The FINANCIAL — The strength of Delta’s long-term business model was on full display on July 14 as the airline reported GAAP pre-tax income of $2.4 billion and adjusted pre-tax income of $1.7 billion amid a dip in unit revenues – the amount of money collected for every mile each seat is flown – and the start of climbing fuel prices.
Delta’s solid profit was achieved despite the airline reporting a 4.9 percent year-over-year dip in unit revenues for the quarter. The airline is now setting its sights on returning to positive unit revenue growth by the end of 2016, as fuel prices rise.
“As we look to the remainder of the year, the large year-on-year savings driven by lower fuel are largely behind us,” said CEO Ed Bastian. “It is important to achieving our long-term financial targets that we get unit revenues back to a positive trajectory.”
With foreign currency under heightened pressure from the steep drop in the British Pound and the economic uncertainty from the United Kingdom’s decision to exit the European Union, Delta has decided to reduce 6 points of U.S.-U.K. capacity from its winter schedule. These actions will reduce system capacity by about one point in the December 2016 quarter and Delta now expects to grow its system capacity by 1 percent year over year during this time, according to Delta.
“While the revenue environment remains challenging, with persistent headwinds from close-in domestic yields and geopolitical uncertainty, we remain focused on achieving our goal of positive unit revenues by year end,” said Glen Hauenstein, Delta’s president. “We’ll continue to move quickly and aggressively with all our commercial levers, including an incremental 1 point reduction in our December quarter capacity levels, to make sure we create the momentum we need to achieve this goal.”

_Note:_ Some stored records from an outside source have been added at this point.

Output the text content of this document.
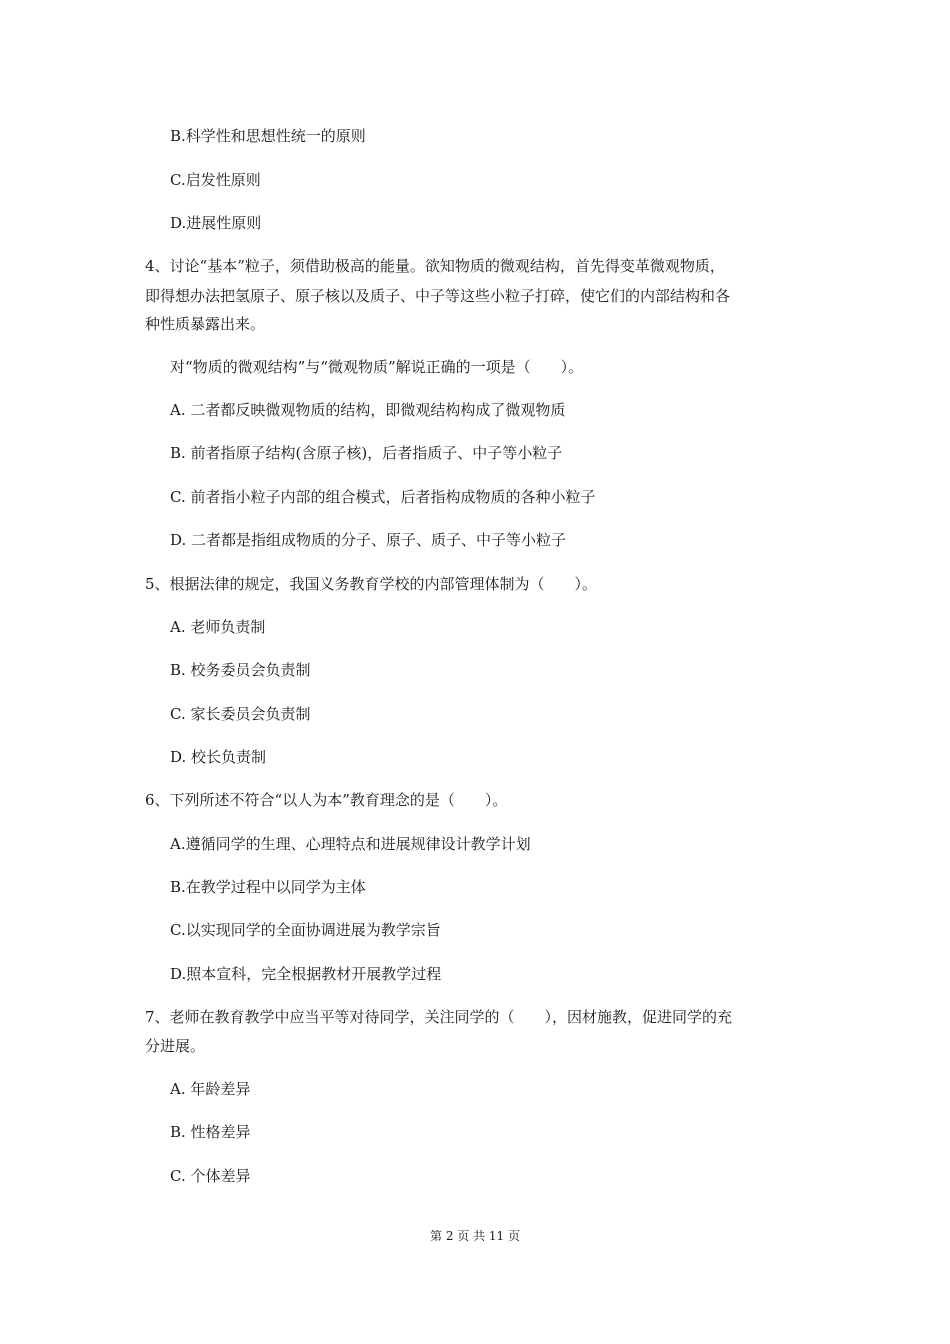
B.科学性和思想性统一的原则
C.启发性原则
D.进展性原则
4、讨论“基本”粒子，须借助极高的能量。欲知物质的微观结构，首先得变革微观物质，
即得想办法把氢原子、原子核以及质子、中子等这些小粒子打碎，使它们的内部结构和各
种性质暴露出来。
对“物质的微观结构”与“微观物质”解说正确的一项是（　　）。
A. 二者都反映微观物质的结构，即微观结构构成了微观物质
B. 前者指原子结构(含原子核)，后者指质子、中子等小粒子
C. 前者指小粒子内部的组合模式，后者指构成物质的各种小粒子
D. 二者都是指组成物质的分子、原子、质子、中子等小粒子
5、根据法律的规定，我国义务教育学校的内部管理体制为（　　）。
A. 老师负责制
B. 校务委员会负责制
C. 家长委员会负责制
D. 校长负责制
6、下列所述不符合“以人为本”教育理念的是（　　）。
A.遵循同学的生理、心理特点和进展规律设计教学计划
B.在教学过程中以同学为主体
C.以实现同学的全面协调进展为教学宗旨
D.照本宣科，完全根据教材开展教学过程
7、老师在教育教学中应当平等对待同学，关注同学的（　　），因材施教，促进同学的充
分进展。
A. 年龄差异
B. 性格差异
C. 个体差异
第 2 页 共 11 页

Despite significant investments in Delta people, products and services, Delta’s non-fuel cost growth remains on track to be below 2 percent for the year, and was flat in the second quarter.
Delta’s GAAP fuel expense declined $305 million and adjusted fuel expense declined $408 million year over year due to lower market fuel prices. And while Delta’s hedge losses for the quarter totaled $614 million – $455 million of which was early settlements – it does not expect additional hedge losses in 2016.
Delta generated $3.2 billion in GAAP operating cash flow, $2.6 billion in adjusted operating cash flow and $1.6 billion of free cash flow during the quarter that allowed for the following investments:
$1 billion into the business, including $880 million in fleet investments
$135 million in pension plan contributions, completing its planned $1.3 billion in pension contributions for the year.
Returned $1.1 billion to shareholders, comprised of $103 million of dividends and $1 billion in share repurchases
During the quarter, FitchRatings upgraded Delta’s corporate credit rating to BBB-, an investment-grade rating, in recognition of the airline’s improved financial strength.